Requires a free API key from openweathermap.org.
Writing main.py
import os
import httpx
from openclaw.skill import SkillBase, tool
class MyWeatherSkill(SkillBase):
def __init__(self):
self.api_key = os.environ.get("WEATHER_API_KEY")
self.base_url = "https://api.openweathermap.org/data/2.5"
@tool(name="get_weather")
async def get_weather(self, location: str, units: str = "celsius") -> dict:
"""Get current weather for a location."""
unit_param = "metric" if units == "celsius" else "imperial"
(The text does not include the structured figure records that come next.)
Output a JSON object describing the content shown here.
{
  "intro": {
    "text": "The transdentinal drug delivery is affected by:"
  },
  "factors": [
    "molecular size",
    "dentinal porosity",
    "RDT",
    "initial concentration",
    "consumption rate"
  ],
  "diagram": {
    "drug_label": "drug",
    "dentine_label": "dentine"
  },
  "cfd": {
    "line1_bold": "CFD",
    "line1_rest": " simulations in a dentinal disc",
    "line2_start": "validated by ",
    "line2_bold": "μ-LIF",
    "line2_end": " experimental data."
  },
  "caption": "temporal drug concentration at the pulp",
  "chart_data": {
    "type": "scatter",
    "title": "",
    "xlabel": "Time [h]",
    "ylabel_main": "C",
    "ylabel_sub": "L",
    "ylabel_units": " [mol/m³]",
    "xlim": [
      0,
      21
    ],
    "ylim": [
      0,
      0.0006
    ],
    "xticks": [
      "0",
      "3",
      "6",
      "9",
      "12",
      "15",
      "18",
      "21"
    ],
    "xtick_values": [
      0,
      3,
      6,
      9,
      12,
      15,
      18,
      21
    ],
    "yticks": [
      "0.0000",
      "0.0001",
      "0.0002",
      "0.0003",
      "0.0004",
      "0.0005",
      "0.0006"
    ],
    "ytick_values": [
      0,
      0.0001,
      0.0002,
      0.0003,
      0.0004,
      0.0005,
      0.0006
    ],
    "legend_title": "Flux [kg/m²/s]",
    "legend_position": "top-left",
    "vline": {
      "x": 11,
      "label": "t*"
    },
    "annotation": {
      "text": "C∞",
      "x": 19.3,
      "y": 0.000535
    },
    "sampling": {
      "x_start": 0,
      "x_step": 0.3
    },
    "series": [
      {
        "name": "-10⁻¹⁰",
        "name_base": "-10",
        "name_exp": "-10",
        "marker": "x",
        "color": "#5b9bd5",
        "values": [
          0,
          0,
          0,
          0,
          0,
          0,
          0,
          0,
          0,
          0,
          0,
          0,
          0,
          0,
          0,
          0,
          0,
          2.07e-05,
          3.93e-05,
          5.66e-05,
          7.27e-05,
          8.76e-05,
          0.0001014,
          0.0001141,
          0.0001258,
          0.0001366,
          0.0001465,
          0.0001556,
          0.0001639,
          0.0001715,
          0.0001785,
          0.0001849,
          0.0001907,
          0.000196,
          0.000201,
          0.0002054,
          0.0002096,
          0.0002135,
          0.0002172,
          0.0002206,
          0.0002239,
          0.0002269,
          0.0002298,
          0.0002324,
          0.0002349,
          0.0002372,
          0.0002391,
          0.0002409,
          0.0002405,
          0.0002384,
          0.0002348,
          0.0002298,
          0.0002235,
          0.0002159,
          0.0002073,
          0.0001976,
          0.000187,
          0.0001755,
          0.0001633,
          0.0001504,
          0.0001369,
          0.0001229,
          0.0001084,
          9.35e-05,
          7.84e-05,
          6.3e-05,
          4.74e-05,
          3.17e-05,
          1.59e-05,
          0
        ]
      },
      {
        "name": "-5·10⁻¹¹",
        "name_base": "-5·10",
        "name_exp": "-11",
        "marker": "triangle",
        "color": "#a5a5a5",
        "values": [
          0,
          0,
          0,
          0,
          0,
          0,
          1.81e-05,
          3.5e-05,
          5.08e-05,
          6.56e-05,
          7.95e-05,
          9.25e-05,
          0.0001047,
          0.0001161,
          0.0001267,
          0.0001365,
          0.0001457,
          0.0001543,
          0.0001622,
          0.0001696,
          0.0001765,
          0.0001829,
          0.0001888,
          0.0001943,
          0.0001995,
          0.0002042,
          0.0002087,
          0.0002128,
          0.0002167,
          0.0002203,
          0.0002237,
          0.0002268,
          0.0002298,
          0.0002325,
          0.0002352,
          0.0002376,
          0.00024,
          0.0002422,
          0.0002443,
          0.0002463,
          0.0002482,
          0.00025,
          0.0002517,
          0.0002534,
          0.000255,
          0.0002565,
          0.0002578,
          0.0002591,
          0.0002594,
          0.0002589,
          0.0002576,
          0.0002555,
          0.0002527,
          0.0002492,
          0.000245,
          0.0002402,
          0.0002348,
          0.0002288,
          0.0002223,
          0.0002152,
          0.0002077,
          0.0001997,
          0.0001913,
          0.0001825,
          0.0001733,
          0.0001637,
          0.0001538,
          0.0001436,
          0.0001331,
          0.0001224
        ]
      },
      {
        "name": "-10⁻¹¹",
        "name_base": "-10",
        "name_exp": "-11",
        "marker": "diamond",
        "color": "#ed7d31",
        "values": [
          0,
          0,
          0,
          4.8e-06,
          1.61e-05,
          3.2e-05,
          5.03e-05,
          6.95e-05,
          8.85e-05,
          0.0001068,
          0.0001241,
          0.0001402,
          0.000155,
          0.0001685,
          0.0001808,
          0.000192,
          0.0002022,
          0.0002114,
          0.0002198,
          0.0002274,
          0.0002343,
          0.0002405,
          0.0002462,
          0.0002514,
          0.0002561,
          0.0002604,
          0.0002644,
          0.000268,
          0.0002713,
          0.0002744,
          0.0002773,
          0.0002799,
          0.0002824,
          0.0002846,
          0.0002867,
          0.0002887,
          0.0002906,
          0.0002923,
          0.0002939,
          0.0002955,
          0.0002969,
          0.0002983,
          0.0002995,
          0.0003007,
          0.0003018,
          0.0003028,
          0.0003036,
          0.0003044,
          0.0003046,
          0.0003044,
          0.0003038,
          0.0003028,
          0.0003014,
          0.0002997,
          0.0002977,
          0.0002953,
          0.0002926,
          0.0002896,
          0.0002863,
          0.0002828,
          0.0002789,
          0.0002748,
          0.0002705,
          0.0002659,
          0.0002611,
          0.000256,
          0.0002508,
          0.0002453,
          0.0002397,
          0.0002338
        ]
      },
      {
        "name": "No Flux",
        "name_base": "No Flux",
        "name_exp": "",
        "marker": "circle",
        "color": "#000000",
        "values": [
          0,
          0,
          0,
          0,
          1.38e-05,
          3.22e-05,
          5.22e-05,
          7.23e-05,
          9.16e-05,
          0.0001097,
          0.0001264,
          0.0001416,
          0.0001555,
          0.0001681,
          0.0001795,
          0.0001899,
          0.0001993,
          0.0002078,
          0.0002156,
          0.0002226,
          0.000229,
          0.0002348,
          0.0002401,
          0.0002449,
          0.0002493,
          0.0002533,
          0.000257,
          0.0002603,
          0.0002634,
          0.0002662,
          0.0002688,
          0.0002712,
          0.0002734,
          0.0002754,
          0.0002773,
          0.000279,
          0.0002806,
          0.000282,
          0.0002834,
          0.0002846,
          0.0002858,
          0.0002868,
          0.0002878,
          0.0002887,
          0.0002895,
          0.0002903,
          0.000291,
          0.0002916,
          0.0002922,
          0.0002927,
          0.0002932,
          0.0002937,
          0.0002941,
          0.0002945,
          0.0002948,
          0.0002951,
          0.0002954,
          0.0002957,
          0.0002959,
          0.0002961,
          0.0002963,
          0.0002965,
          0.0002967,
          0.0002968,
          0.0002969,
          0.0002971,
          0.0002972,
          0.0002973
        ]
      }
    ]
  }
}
async with httpx.AsyncClient() as client:
response = await client.get(
f"{self.base_url}/weather",
params={
"q": location,
"appid": self.api_key,
"units": unit_param
}
)
response.raise_for_status()
data = response.json()
return {
"location": data["name"],
"temperature": data["main"]["temp"],
"units": units,
"description": data["weather"][0]["description"],
"humidity": data["main"]["humidity"]
}
def create_skill():
return MyWeatherSkill()
requirements.txt
httpx>=0.26.0
Testing Your Skill
# Install your skill locally
python -m openclaw skill install /path/to/my-skill
# Test it works
python -m openclaw skill test my-weather-skill
# In a conversation, ask:
# "What's the weather in Tokyo?"
Publishing to ClawHub
- Create a GitHub repository for your skill
- Register as a ClawHub publisher at clawhub.io/publish
- Submit your skill via
python -m openclaw skill publish - ClawHub runs automated security scans and human review (1–3 days)
- Once approved, your skill is live on ClawHub
Best Practices
- Handle errors gracefully: Return informative error messages rather than raising exceptions
- Validate inputs: Check parameters before making API calls
- Use async: All skill functions should be
async deffor non-blocking operation - Document tool descriptions well: The LLM uses these to decide when to call your tool
- Keep permissions minimal: Only request what you actually need
Frequently Asked Questions
Can skills maintain state between calls?
Yes. The SkillBase class provides access to persistent storage via self.storage.set(key, value) and self.storage.get(key). State persists across restarts.
Can my skill access other installed skills?
Yes. Use self.skill_manager.call_skill("other-skill", "tool_name", **kwargs) to call another skill's tools from within your skill.
How are skills monetized on ClawHub?
ClawHub supports one-time purchase, subscription, and usage-based pricing. ClawHub takes a percentage (currently 20%) of skill sales. Free skills are always available.